I have a Macbook. As many of you probably already know, owning a Mac is a key step in ruling people/feeling superior. So my brother and I both got one a few years ago. He named his Bernie and mine Miss Mary (wait for it… funny, right?)
Miss Mary and I have had some wonderful times. She lets me have iMovie, which I like to play with, she never gets a FB virus, and the little apple on the back is just plain uplifting. I’m also 99% sure Miss Mary is magical – a few weeks before Daniel and I got married, she got sick :( and the hard drive crashed – taking a ton of wedding details with it. I was very sad. I had loved Miss Mary the best way I knew how. In retrospect, letting her battery die constantly along with dropping her onto the concrete several times may have factored into her illness. We may never know.
BUT THEN my dad used some sort of computer voodoo and spoke to Miss Mary, and she heeded his call from the Motherboard in the Sky, and returned to me with all wedding-related things intact. Hooray for my dad and Miss Mary!

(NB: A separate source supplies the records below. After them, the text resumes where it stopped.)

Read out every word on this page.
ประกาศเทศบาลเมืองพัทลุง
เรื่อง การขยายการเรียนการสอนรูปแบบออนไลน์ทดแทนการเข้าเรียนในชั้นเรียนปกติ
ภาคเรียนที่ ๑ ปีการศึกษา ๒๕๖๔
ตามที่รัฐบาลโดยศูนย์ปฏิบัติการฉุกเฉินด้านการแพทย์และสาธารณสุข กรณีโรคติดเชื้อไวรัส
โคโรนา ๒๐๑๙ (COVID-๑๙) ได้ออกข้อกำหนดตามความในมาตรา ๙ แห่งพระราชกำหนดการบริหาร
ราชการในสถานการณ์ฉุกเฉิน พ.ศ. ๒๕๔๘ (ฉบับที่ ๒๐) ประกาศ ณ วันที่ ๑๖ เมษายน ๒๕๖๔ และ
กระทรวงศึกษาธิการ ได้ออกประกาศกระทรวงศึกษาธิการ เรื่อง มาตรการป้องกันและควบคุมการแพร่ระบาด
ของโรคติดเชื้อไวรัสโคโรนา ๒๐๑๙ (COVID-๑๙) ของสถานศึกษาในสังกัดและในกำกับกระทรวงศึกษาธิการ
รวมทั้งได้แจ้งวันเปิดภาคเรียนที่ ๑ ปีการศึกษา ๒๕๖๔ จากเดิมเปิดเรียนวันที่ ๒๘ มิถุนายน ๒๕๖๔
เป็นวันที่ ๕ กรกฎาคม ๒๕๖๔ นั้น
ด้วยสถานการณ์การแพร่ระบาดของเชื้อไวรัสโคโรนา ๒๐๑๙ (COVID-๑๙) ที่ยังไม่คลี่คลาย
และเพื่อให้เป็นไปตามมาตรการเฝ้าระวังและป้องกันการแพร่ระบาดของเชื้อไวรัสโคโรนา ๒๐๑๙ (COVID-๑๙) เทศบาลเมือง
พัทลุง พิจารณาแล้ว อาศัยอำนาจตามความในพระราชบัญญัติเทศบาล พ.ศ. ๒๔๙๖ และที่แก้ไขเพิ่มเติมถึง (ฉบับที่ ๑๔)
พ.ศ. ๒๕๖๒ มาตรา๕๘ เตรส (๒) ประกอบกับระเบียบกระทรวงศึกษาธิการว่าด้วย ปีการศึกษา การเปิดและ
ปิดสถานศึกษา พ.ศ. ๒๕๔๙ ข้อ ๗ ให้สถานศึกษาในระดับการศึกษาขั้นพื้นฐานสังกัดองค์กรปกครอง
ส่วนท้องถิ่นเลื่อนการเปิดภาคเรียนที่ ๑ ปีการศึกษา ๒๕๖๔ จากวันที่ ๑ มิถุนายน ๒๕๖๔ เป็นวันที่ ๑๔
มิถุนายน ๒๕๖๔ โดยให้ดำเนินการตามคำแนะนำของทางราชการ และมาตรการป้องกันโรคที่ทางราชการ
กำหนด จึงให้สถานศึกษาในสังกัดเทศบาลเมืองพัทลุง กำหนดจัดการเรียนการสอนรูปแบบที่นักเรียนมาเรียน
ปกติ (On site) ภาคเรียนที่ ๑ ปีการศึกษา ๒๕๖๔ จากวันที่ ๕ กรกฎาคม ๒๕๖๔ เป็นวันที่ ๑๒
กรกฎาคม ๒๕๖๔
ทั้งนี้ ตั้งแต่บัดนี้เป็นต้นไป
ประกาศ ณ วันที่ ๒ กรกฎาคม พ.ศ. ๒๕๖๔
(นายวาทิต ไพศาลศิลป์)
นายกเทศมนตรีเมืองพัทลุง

However, there is one trait of Miss Mary that she and I have faced off over many times: The spinning rainbow wheel. If you do not own a Mac, here’s the skinny – when Miss Mary decides she is tired, or if she misses breakfast, or just generally wants to aggravate me to extreme levels, she employs the cruelest form of torture, which is the spinning rainbow wheel. The wheel means one thing and one thing only: You must wait. Do not ask how long or why, for these questions have no answers. Just wait. And grab a pop-tart because it could be a while.
I think a big part of my issue with the spinning wheel is that I can never figure out for the life of me why it decides to pop up. For instance, earlier today I was checking my email; I click on a FB email and lo and behold, the spinny rainbow comes out to play. It spun and spun and spun and spun and spun and spun. Then it stopped spinning. As far as I can tell, no changes or updates were made to the computer. The rainbow wheel, realizing it hadn’t screwed with me for quite some time, just got tired of the lack of attention and popped up for 470385 minutes before disappearing again, lying in wait for the next inconvenient time to attack.
The other reason I don’t like the spinning rainbow wheel of doom is because it’s a RAINBOW. Rainbows are supposed to equal God’s promises and happiness and unicorns and little tiny people dressed in green suits carrying pots of gold around. But Miss Mary uses the rainbow for dark, mean purposes, so not only is my work – okay, FB time – interrupted but I am momentarily excited to see a happy rainbow on my screen. That’s not cool. If the rainbow isn’t at least going to bring my computer shinier versions of Firefox or software updates or even a picture of a puppy, it should be changed to something unhappy so I know what to expect. Like a math problem, or Snooki, or a fire-breathing dragon that raps the wrong words to the Fresh Prince song. All these things would be annoying as heck and would better indicate that, far from the happy times expected, I will spend the next five minutes yelling at Miss Mary and tapping the keys incessantly.
I hate you, evil spinning rainbow wheel.